AI vs. Machine Learning — What's the Difference?
The main difference between artificial intelligence and machine learning is that AI is a complete system that relies on many complex subsystems. Among those subsystems is machine learning, a tool that uses data and algorithms to improve over time, much like humans. The success of an individual AI system is dependent on the efficacy of its subsystems.
AI vs. Machine Learning — What’s the Difference?
The difference between artificial intelligence and machine learning is sometimes hard to pin down. It’s easy to take the terms at face value and to even lump them together as the same general thing. But, as "deep" technology develops, it’s important to understand its unique qualities so that we can make informed decisions about its applications, especially as it permeates deeper into our everyday lives.
The Difference Between AI and Machine Learning
The main difference between artificial intelligence and machine learning is that AI is a complete system that relies on many complex subsystems. Among those subsystems is machine learning, a tool that uses data and learning algorithms to improve over time. The success of an individual AI system is dependent on the efficacy of its subsystems, like machine learning.
The relationship between AI and machine learning is similar to how humans operate and complete tasks. We have the ability to complete complex tasks, but in order to do that, we need all of our subsystems to be working well with each other. We can’t ride a bike without air in our lungs, or blood in our veins; certainly not without a brain or a beating heart. AI is the same way. It is capable of completing complex tasks, but not without everything working together. If we think of AI as the human body, then we can think of machine learning as the brain — constantly gathering information and learning, and then using it to get better and solve problems more efficiently.
Machine learning is simply the subsystem that allows AI to learn and build upon past experiences to help navigate future scenarios. It relies on various algorithms and learning formulas to develop, get better, and, eventually, make AI less error-prone and more human-like.
Common Machine Learning Algorithms
A common algorithm that is used in the earlier stages of machine learning is called “Supervised Learning.” Supervised learning is a form of human supervision that is required to teach a system to identify certain variable inputs and then map them to the correct variable outputs. As the machine makes mistakes and is corrected, it accumulates more and more data, which eventually allows it to map the input to the correct output without any supervision.
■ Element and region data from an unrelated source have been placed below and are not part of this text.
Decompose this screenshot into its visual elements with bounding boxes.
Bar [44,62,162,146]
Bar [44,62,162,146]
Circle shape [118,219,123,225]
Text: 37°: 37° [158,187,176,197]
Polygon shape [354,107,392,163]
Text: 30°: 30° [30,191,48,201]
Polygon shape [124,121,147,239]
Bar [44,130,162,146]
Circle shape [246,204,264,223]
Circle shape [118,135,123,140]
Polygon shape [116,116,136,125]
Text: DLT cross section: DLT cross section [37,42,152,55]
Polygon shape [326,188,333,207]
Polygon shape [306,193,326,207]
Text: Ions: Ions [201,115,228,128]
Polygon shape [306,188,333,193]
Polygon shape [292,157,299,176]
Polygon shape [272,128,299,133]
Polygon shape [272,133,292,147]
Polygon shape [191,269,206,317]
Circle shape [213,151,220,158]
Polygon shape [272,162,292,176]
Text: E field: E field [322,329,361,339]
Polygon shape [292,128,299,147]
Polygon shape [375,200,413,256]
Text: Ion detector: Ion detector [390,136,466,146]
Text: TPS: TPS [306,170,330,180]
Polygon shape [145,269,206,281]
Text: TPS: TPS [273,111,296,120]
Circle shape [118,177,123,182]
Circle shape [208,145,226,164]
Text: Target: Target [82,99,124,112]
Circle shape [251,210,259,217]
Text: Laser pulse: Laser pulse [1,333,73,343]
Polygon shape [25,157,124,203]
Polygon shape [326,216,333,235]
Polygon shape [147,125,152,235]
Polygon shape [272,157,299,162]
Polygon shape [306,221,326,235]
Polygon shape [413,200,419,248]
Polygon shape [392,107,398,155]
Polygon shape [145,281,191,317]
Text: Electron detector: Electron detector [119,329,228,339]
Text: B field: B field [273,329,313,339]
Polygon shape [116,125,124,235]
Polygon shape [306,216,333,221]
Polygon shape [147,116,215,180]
Back to our bike riding example: When we’re young kids, we need an adult to help us get on the bike, help us pedal, brake, and find our balance. Over time, the adult takes their hands off the handlebars and watches us from the sidewalk as we ride down the street — picking us up when we fall down and scrape a knee, then sending us on our way again.
Over time, the adult will go inside and occasionally take a peek out the window to make sure everything is going smoothly. Eventually, they won’t even worry about us when we go outside to ride the bike. From supervised to unsupervised.
Supervised learning algorithms are essential for the growth of emerging AI technology, even though there may be growing pains. This process requires buy-in from both developers and users as AI systems get rolling, just like in that bike riding scenario.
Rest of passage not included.